X corp is owned equally by 25 shareholders. Y LLC is owned equally by the same 25 shareholders. The way I read the regs this is not a controlled group. However, if X owned 100% of y, it would be a controlled group. Am I missing something? I would like for the first example to be a controlled group so I can file a 5307 instead of a 5300. If I get a letter for both companies, the user fee is $700 for the 5300 as compared to $125 for the 5307. Any thoughts?

Posted

I also agree -- unless voting power is different than ownership percentages.

Look at it this way: It is assumed that there is not a small influential group that has enough power to make the same decisions for both companies. The votes are scattered enough that the decisions could easily be different. Therefore, they aren't forced to make similar decisions for both companies.

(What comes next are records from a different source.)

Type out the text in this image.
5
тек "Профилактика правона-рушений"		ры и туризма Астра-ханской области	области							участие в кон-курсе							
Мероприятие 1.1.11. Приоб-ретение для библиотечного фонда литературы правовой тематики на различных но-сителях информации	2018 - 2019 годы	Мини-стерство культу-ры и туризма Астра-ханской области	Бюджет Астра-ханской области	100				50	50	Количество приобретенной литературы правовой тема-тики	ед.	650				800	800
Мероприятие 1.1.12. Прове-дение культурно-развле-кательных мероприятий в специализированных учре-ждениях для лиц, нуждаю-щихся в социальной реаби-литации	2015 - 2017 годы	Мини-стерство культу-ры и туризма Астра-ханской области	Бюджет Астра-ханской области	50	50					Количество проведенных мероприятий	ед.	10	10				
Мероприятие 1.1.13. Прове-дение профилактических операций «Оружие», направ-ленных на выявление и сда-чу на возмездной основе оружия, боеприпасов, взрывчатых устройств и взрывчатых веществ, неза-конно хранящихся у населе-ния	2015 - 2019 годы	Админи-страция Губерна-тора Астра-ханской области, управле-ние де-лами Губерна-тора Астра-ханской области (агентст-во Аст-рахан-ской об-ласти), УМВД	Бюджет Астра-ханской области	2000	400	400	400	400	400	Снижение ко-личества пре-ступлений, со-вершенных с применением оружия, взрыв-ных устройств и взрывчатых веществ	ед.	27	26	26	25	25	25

If X owned 100% of Y, then it would be assumed that the governing body of X would be influential in both decisions. So the answer is different.

Guest jashendo
Posted

There is no controlled group in your example without additional facts, e.g., shareholders/members are related so that one's ownership would be attributed to another to a sufficient degree that you would meet the brother/sister tests. For example, if the 25 equal shareholders were in fact 5 families of 5 members each (or family trusts, or other attribution entities), then after attribution you would have five 20% owners, and a brother/sister controlled group.

Posted

Thanks for your input. No relationship between the shareholders so no attribution.